3. Relationship Conflicts


Relationship conflicts typically stem from personal issues between colleagues, often due to misunderstandings, communication issues, or historical grievances. These conflicts can be deeply personal and can quickly disrupt team dynamics if left unaddressed. 


Leaders can tackle relationship conflicts by encouraging open communication, promoting team building, and additional training on conflict resolution. Creating opportunities for team members to share their perspectives and experiences is paramount to resolving relationship conflicts. Encouraging mutual respect and team building a great tools to aid in mitigating the conflict. When people feel connected to their co-workers, they are less likely to have serious conflicts that are beyond their ability to resolve.
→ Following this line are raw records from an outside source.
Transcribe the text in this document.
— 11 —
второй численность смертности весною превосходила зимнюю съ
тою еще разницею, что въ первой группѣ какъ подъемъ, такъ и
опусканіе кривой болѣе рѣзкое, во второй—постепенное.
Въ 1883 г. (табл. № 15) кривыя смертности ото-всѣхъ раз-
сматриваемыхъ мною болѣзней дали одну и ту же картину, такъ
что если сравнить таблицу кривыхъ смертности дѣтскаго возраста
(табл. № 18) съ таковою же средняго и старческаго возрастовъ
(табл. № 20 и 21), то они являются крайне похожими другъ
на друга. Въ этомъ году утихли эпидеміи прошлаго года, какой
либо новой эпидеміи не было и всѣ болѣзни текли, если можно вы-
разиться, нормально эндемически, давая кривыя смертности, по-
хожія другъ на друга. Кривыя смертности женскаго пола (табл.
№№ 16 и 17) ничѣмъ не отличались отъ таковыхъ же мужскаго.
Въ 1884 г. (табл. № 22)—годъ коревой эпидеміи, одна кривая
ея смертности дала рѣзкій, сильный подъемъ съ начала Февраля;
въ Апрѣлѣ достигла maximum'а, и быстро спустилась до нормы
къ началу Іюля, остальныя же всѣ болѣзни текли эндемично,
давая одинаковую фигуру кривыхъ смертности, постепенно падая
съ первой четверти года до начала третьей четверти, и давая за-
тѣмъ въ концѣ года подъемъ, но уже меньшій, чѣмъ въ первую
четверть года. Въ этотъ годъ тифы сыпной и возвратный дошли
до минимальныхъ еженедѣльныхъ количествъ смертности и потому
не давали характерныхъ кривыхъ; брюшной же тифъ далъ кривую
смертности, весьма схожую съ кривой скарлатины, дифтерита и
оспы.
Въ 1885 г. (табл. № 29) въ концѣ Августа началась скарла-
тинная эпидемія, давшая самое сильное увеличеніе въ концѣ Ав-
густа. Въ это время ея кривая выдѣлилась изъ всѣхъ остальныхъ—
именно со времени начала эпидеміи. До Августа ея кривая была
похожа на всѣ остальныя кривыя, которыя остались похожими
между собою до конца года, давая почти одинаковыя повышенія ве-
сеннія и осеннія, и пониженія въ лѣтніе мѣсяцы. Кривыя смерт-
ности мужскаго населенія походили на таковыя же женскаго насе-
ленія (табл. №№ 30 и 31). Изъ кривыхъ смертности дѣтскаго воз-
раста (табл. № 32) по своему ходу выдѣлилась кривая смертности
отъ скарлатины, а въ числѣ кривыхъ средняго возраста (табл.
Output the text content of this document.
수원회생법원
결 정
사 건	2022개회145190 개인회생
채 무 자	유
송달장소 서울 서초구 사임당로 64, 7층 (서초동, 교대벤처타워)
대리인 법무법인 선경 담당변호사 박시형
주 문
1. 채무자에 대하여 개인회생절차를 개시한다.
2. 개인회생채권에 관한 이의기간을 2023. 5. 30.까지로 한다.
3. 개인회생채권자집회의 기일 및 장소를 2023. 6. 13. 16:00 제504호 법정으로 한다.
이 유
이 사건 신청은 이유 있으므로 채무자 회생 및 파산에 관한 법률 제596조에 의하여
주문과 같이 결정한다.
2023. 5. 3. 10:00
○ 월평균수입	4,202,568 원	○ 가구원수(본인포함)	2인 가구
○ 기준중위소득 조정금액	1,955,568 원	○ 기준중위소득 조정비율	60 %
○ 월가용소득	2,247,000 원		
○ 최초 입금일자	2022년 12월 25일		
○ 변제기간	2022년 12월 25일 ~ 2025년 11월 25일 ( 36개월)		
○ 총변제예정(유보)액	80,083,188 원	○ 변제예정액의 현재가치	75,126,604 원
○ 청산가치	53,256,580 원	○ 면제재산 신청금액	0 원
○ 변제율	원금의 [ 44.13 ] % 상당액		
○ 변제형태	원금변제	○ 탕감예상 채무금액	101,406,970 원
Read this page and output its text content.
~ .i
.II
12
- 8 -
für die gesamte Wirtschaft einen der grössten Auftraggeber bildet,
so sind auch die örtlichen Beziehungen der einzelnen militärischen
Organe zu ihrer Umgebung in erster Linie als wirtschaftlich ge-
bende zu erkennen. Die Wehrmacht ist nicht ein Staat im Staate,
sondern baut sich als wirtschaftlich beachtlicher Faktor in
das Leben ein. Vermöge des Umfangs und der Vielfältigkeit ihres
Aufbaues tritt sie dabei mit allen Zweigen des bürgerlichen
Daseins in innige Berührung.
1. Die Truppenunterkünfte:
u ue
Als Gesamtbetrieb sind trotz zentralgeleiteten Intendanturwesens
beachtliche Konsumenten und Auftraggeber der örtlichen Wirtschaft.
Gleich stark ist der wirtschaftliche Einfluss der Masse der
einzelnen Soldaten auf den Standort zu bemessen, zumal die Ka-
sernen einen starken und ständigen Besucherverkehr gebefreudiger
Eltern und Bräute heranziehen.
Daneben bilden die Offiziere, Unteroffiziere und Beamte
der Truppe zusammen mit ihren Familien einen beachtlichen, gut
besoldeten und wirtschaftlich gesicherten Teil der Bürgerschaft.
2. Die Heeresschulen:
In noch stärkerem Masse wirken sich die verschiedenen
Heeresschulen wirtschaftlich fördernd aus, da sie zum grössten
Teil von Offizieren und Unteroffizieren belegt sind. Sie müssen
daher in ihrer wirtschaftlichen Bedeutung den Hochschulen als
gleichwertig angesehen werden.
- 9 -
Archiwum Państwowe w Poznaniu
Finally, conflict resolution training can be a great tool for preventing relationship conflict, and equipping leaders with necessary tools to promote harmony across a team. When leaders proactively address relationship conflicts, they create a cohesive, positive environment, reinforcing a culture where collaboration can flourish despite personal differences.


4. Structural Conflicts


Structural conflicts are caused by organizational structures, such as unclear job roles, power imbalances, or resource constraints. For example, if a team feels overwhelmed due to a lack of support staff or unclear role definitions, tension is likely to increase. 
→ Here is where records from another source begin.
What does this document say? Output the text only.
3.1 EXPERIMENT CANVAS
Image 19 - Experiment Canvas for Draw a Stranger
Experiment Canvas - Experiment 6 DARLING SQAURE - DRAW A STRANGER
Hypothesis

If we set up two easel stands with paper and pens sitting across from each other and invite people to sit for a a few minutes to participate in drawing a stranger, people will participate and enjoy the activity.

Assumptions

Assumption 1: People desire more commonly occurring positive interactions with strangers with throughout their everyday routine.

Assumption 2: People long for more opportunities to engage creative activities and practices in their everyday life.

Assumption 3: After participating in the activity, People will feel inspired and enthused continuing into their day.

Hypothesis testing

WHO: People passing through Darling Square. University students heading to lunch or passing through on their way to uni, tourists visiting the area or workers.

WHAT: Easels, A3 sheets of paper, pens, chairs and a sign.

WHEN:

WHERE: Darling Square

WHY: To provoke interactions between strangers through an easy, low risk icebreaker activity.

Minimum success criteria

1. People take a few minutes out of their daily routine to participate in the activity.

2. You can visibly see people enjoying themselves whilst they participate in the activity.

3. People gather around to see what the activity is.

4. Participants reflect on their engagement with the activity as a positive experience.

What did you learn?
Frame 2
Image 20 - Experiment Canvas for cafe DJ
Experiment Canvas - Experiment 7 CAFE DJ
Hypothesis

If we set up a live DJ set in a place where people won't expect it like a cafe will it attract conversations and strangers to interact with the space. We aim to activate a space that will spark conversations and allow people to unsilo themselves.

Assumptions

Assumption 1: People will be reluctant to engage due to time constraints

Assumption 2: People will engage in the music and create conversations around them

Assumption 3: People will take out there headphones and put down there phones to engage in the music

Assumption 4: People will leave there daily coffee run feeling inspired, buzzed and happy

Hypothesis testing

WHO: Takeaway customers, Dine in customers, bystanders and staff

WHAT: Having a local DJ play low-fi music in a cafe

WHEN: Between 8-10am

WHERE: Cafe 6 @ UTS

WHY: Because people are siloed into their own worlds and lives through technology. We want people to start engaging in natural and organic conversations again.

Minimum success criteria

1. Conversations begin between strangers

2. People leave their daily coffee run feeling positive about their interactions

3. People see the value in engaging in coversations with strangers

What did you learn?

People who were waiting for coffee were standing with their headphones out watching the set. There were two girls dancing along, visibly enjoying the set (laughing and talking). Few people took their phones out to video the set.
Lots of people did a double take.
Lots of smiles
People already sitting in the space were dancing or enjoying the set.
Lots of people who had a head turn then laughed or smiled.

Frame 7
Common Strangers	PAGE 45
Leaders can resolve structural conflicts by clarifying responsibilities and addressing power dynamics. Ensuring each individual understands the requirements and expectations of their role and how it impacts others can clarify and prevent misunderstandings. Accordingly, addressing power dynamics can be a great tool for managers to mitigate power differences as they relate to conflict in the office. Together, these tools serve as prime resources to strategically address structural conflicts in the workplace. By addressing structural conflicts head-on, leaders can ensure a fairer workplace where systems and processes support rather than hinder productivity.


5. Interest Conflicts


Interest conflicts arise when team members have competing personal or professional goals. For example, one employee may seek a promotion while another wants to maintain a work-life balance. These conflicts are common in goal-oriented environments and require thoughtful leadership to resolve. 
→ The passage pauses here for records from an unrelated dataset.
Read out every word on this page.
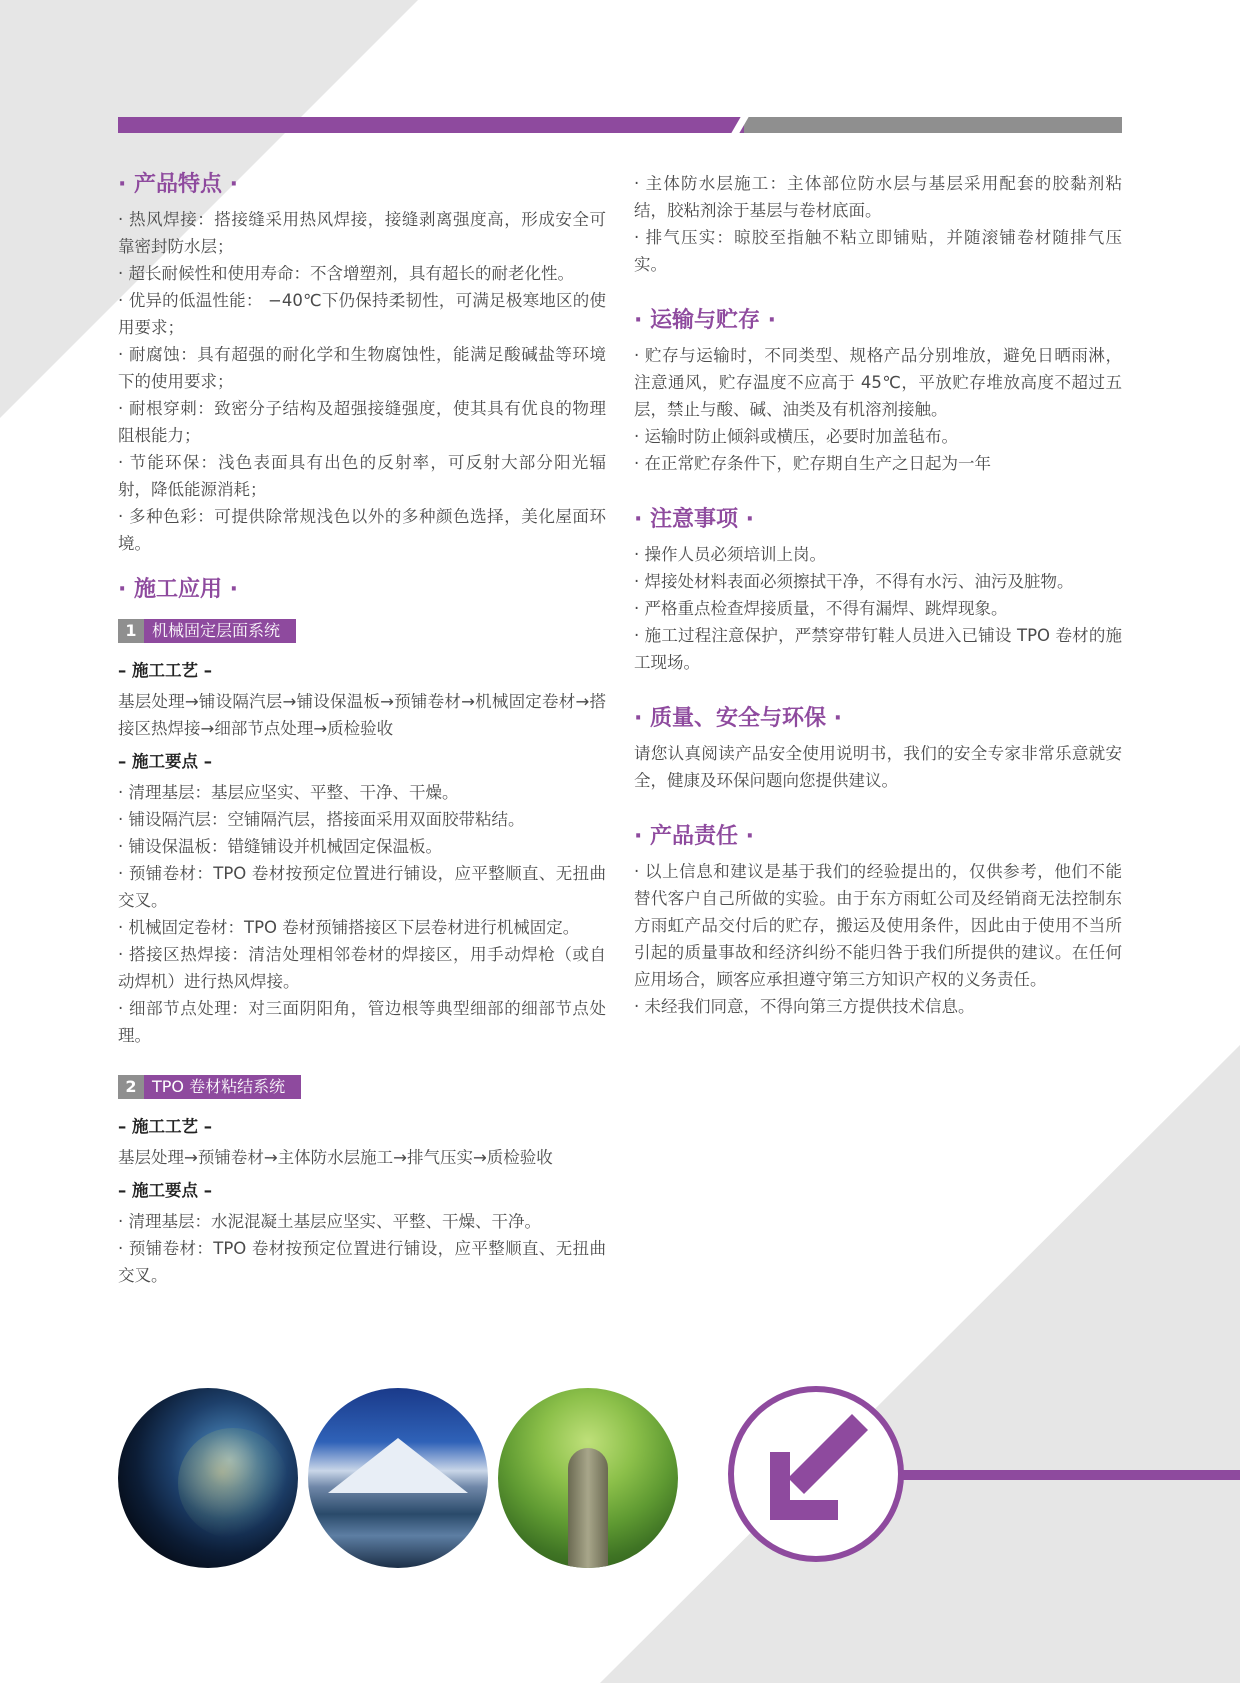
· 产品特点 ·

· 热风焊接：搭接缝采用热风焊接，接缝剥离强度高，形成安全可靠密封防水层；

· 超长耐候性和使用寿命：不含增塑剂，具有超长的耐老化性。

· 优异的低温性能： −40℃下仍保持柔韧性，可满足极寒地区的使用要求；

· 耐腐蚀：具有超强的耐化学和生物腐蚀性，能满足酸碱盐等环境下的使用要求；

· 耐根穿刺：致密分子结构及超强接缝强度，使其具有优良的物理阻根能力；

· 节能环保：浅色表面具有出色的反射率，可反射大部分阳光辐射，降低能源消耗；

· 多种色彩：可提供除常规浅色以外的多种颜色选择，美化屋面环境。

· 施工应用 ·
1 机械固定层面系统
– 施工工艺 –

基层处理→铺设隔汽层→铺设保温板→预铺卷材→机械固定卷材→搭接区热焊接→细部节点处理→质检验收

– 施工要点 –

· 清理基层：基层应坚实、平整、干净、干燥。

· 铺设隔汽层：空铺隔汽层，搭接面采用双面胶带粘结。

· 铺设保温板：错缝铺设并机械固定保温板。

· 预铺卷材：TPO 卷材按预定位置进行铺设，应平整顺直、无扭曲交叉。

· 机械固定卷材：TPO 卷材预铺搭接区下层卷材进行机械固定。

· 搭接区热焊接：清洁处理相邻卷材的焊接区，用手动焊枪（或自动焊机）进行热风焊接。

· 细部节点处理：对三面阴阳角，管边根等典型细部的细部节点处理。

2 TPO 卷材粘结系统
– 施工工艺 –

基层处理→预铺卷材→主体防水层施工→排气压实→质检验收

– 施工要点 –

· 清理基层：水泥混凝土基层应坚实、平整、干燥、干净。

· 预铺卷材：TPO 卷材按预定位置进行铺设，应平整顺直、无扭曲交叉。

· 主体防水层施工：主体部位防水层与基层采用配套的胶黏剂粘结，胶粘剂涂于基层与卷材底面。

· 排气压实：晾胶至指触不粘立即铺贴，并随滚铺卷材随排气压实。

· 运输与贮存 ·

· 贮存与运输时，不同类型、规格产品分别堆放，避免日晒雨淋，注意通风，贮存温度不应高于 45℃，平放贮存堆放高度不超过五层，禁止与酸、碱、油类及有机溶剂接触。

· 运输时防止倾斜或横压，必要时加盖毡布。

· 在正常贮存条件下，贮存期自生产之日起为一年

· 注意事项 ·

· 操作人员必须培训上岗。

· 焊接处材料表面必须擦拭干净，不得有水污、油污及脏物。

· 严格重点检查焊接质量，不得有漏焊、跳焊现象。

· 施工过程注意保护，严禁穿带钉鞋人员进入已铺设 TPO 卷材的施工现场。

· 质量、安全与环保 ·

请您认真阅读产品安全使用说明书，我们的安全专家非常乐意就安全，健康及环保问题向您提供建议。

· 产品责任 ·

· 以上信息和建议是基于我们的经验提出的，仅供参考，他们不能替代客户自己所做的实验。由于东方雨虹公司及经销商无法控制东方雨虹产品交付后的贮存，搬运及使用条件，因此由于使用不当所引起的质量事故和经济纠纷不能归咎于我们所提供的建议。在任何应用场合，顾客应承担遵守第三方知识产权的义务责任。

· 未经我们同意，不得向第三方提供技术信息。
Leaders can address interest conflicts by promoting personal and organizational value alignment, and flexibility and encouraging a collaborative culture. Values alignment will create an understanding environment for both managers and their teams. By understanding individual goals, managers can find ways to align these with the company’s objectives, allowing for mutually beneficial outcomes. Flexibility will create an environment where compromise is encouraged and professionals are willing to meet in the middle. Finally, a collaborative culture will allow leaders to help team members and facilitate a productive environment moving forward. When handled effectively, interest conflicts can be opportunities for growth and innovation, as team members find creative solutions that satisfy multiple interests.

Moore's Circle of Conflict is a valuable tool for managers and executives who strive for effective conflict resolution. Improving communication and open dialogue will enable managers to efficiently resolve conflict within teams. By understanding the nature of conflicts and taking targeted actions, leaders can transform challenges into opportunities for collective growth.